You are viewing a plain text version of this content. The canonical link for it is here.
Posted to commits@arrow.apache.org by we...@apache.org on 2017/11/07 21:22:24 UTC
[arrow] branch master updated: ARROW-1716: [Format/JSON] Use string
integer value for Decimals in JSON
This is an automated email from the ASF dual-hosted git repository.

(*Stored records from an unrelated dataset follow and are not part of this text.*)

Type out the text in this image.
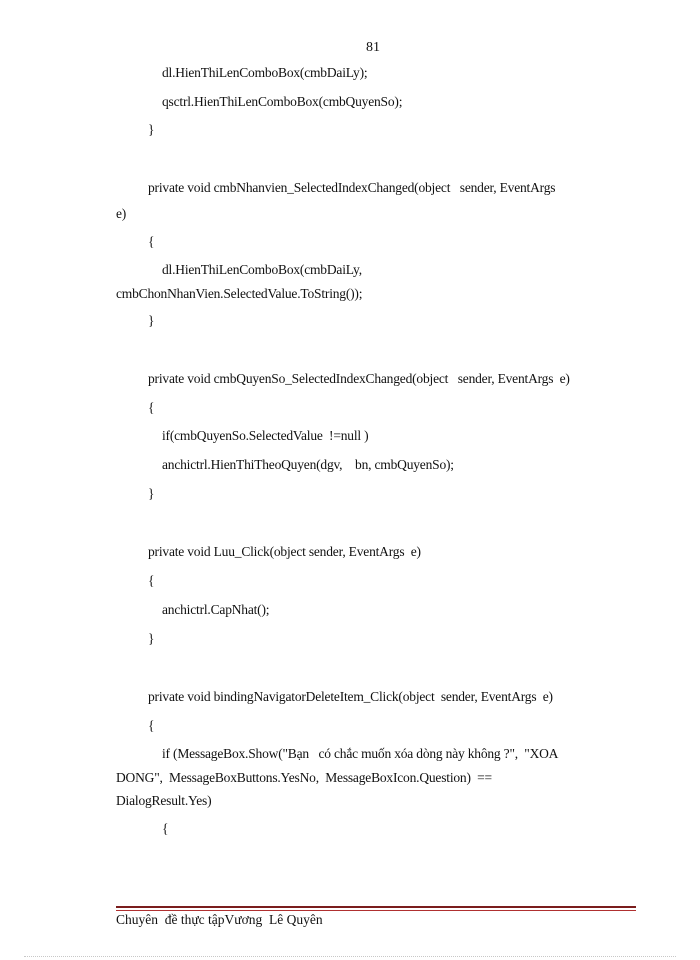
81
dl.HienThiLenComboBox(cmbDaiLy);
qsctrl.HienThiLenComboBox(cmbQuyenSo);
}
private void cmbNhanvien_SelectedIndexChanged(object   sender, EventArgs
e)
{
dl.HienThiLenComboBox(cmbDaiLy,
cmbChonNhanVien.SelectedValue.ToString());
}
private void cmbQuyenSo_SelectedIndexChanged(object   sender, EventArgs  e)
{
if(cmbQuyenSo.SelectedValue  !=null )
anchictrl.HienThiTheoQuyen(dgv,    bn, cmbQuyenSo);
}
private void Luu_Click(object sender, EventArgs  e)
{
anchictrl.CapNhat();
}
private void bindingNavigatorDeleteItem_Click(object  sender, EventArgs  e)
{
if (MessageBox.Show("Bạn   có chắc muốn xóa dòng này không ?",  "XOA
DONG",  MessageBoxButtons.YesNo,  MessageBoxIcon.Question)  ==
DialogResult.Yes)
{
Chuyên  đề thực tậpVương  Lê Quyên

wesm pushed a commit to branch master
in repository https://gitbox.apache.org/repos/asf/arrow.git
The following commit(s) were added to refs/heads/master by this push:
new 3188d70 ARROW-1716: [Format/JSON] Use string integer value for Decimals in JSON
3188d70 is described below
commit 3188d70202795d8e0a8092ec5685d859b02e366d
Author: Phillip Cloud <cp...@gmail.com>
AuthorDate: Tue Nov 7 16:22:20 2017 -0500
ARROW-1716: [Format/JSON] Use string integer value for Decimals in JSON
Author: Phillip Cloud <cp...@gmail.com>
Closes #1267 from cpcloud/ARROW-1716 and squashes the following commits:
b4f3aed2 [Phillip Cloud] Add cases for every valid precision
f8d4391f [Phillip Cloud] Use the full range of decimal values in integration tests
6fef5f71 [Phillip Cloud] ARROW-1716: [Format/JSON] Use string integer value for Decimals in JSON
---
cpp/src/arrow/ipc/ipc-read-write-test.cc | 4 +-
cpp/src/arrow/ipc/json-internal.cc | 69 +++++++++++---
cpp/src/arrow/ipc/test-common.h | 13 ++-
integration/integration_test.py | 105 ++++++++++++---------
.../arrow/vector/file/json/JsonFileReader.java | 9 +-
.../arrow/vector/file/json/JsonFileWriter.java | 8 +-
.../apache/arrow/vector/util/DecimalUtility.java | 32 ++++++-
7 files changed, 165 insertions(+), 75 deletions(-)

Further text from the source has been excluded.